二十四節季「春分」の万葉歌と野花

1.咲きました、桜でーす、私。
おはようございます。私、桜の花です。飛鳥川沿いの堤防で今日から咲き始めました。この冬は割と暖かく、雨も多かったので仲間たちもほころびかけています。

 

 

 

今年の春は楽しくないことも多いから、少人数でお花見に来てくれるのはどうかしら。飛鳥川沿いには車両通行禁止の遊歩道もあるから同じ夕飯食べるなら私たちに会いに来て、近くで食べるのも悪くないと思うよ。

 

 

 

2.万葉の歌
万葉集で私を詠んだ歌は短歌・長歌を合わせて四十四首あるんだね。散る桜を惜しむ歌は多いんだけど、私のような咲き始めの桜を詠んだのは二首しかないのね。

「春雨に争ひかねて我が宿の桜の花は咲きそめにけり」
第1869首詠み人知らず

意味は分かると思うけど、一応言っとくね。
「本当はまだ咲きたくなかったんだろうけど、雨があんまり急かすものだから、私の家の桜はついに咲き始めたよ」ってところかしら。

私たちってチームワークで頑張るってところあるじゃない? ぱっと咲いて潔く散る、みたいな。だから本当はしゃしゃり出て一番に咲くのって勇気がいるのね。戦国時代だと一番槍? いろいろ言う仲間もいるけどね。「集団行動が大切なのに、あの娘って空気読めない」みたいな。でもいいんだ。最初の一番だから喜んでくれる人もいるし。今朝、咲き始めたらすぐにジョギングの人が私を見つけて、犬と散歩してる人に話してたよ。「あの三本目の木にもう桜が咲いていますよ」って。

二つ目の歌はね。
「鴬の木伝ふ梅のうつろへば桜の花の時かたまけぬ」
第1854首 詠み人知らず

「鶯さんは梅の木の枝から枝を伝って鳴いてたけど、その梅の花が衰えると、いよいよ桜の花の季節だね」って意味だよ。

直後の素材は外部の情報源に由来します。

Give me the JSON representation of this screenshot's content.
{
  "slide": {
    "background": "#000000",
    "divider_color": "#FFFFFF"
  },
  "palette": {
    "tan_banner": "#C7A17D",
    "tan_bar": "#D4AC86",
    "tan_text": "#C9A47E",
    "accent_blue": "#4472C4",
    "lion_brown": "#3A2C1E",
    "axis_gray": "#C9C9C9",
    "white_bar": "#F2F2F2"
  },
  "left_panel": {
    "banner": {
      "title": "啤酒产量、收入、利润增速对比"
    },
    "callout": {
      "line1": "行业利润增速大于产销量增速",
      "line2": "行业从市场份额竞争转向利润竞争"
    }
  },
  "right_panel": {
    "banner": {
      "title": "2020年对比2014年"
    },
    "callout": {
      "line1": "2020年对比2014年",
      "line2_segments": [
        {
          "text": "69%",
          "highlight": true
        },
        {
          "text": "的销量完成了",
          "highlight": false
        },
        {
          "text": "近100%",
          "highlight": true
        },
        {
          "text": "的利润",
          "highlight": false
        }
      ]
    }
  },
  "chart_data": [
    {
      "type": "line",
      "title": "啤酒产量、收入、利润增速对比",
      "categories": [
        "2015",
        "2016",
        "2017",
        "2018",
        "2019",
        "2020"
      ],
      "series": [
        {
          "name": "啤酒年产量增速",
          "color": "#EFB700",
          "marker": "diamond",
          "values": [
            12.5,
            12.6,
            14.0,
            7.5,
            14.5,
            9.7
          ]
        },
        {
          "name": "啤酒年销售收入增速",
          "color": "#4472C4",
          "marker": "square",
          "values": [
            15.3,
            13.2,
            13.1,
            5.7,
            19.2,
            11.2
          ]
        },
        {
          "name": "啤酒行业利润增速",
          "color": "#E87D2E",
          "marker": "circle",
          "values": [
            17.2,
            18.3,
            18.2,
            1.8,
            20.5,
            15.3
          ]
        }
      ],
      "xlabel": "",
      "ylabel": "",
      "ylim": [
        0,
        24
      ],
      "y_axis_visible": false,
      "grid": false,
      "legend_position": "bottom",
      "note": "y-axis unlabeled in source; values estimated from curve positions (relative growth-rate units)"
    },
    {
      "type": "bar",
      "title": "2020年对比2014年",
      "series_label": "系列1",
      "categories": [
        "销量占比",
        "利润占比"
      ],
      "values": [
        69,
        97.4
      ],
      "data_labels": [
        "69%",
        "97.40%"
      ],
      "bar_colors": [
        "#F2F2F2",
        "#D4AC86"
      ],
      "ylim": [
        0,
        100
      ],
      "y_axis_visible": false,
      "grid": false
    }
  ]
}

まあ飛鳥川沿いの梅さんたちの中にはまだ元気なのも居るけど、まあ盛りは過ぎたわね。梅さんの季節が二月上旬から三月下旬。鶯さんが鳴くのは3月上旬から8月頃まで。だから梅さんたちと私たち桜が三月の下旬にバトンタッチすると鶯さんには好都合だよね。鶯さんは渡り鳥じゃないからずっといるよ。3月から8月まではお嫁さん探しや子育てで縄張りを守らなきゃいけないから鳴くのね。夏でも山の高いほうに行って鳴いてるって、こないだ鶯さんが言ってた。

3.季節のお友達
春分の季節はね野の花も賑やかだよ。飛鳥川の土手に咲いてる仲間を紹介するね。

まずはムスカリくん。出身は地中海のほうだって言ってた。春の飛鳥川に咲く花は白、黄色が多いんだよね。そのなかでムスカリさんの紫色、目立ってます。こんなに奇麗なのに花言葉は失望、失意。西洋人は紫色を悲しい色だと思うらしいよ。日本の場合は高貴な色らしいけど。

 

つぎはスノーフレークさん。出身はヨーロッパだって。花びらの先っちょに緑の斑点なんかあしらっちゃって、おしゃれでしょう。彼岸花さんとは遠縁らしいよ。日本の名前もあるって。オオマチユキソウ(大待雪草)っていうんだって。

 

ハナニラ(花韮)くんも頑張ってるよ。出身はアルゼンチン。花びらが6枚なのが面白いね。私たち桜仲間は5枚だからね。球根でどんどん増えるけど、葉っぱも花も春にしか出てこないの。花言葉はねいくつかあるよ。「悲しい別れ」っていうのもあるけど、私が好きなのは「星に願いを」かな。

 

4.ソメイヨシノって子ども(サクランボ)が出来ないの
ヤマトの国の桜も色々な種類があるんだけど、私はソメイヨシノ。江戸時代に作られた園芸種だって。お母さんがエドヒガン(右の写真)でお父さんがオオシマザクラ(下の写真)。そして父さんのオオシザクラにはヤマザクラの遺伝子がまじってるってよ。

 

私たちは咲いても実がつかないの。でもね、ミツバチさんが多いところだと一応は受粉して少しは実が膨らむの。サクランボにはならないけどね。実がつかないのにどうやって増えるのかって? 日本の国には何千万本ってソメイヨシノの木があるもんね。それはね接ぎ木で増えるんだよ。だから遺伝子はどの木も全く同じ。クローンってやつだね。だからかな一本一本の木にはほとんど個性がなくて、一斉に咲いちゃうんだよねえ。散らないうちに見に来てね。きっとだよ。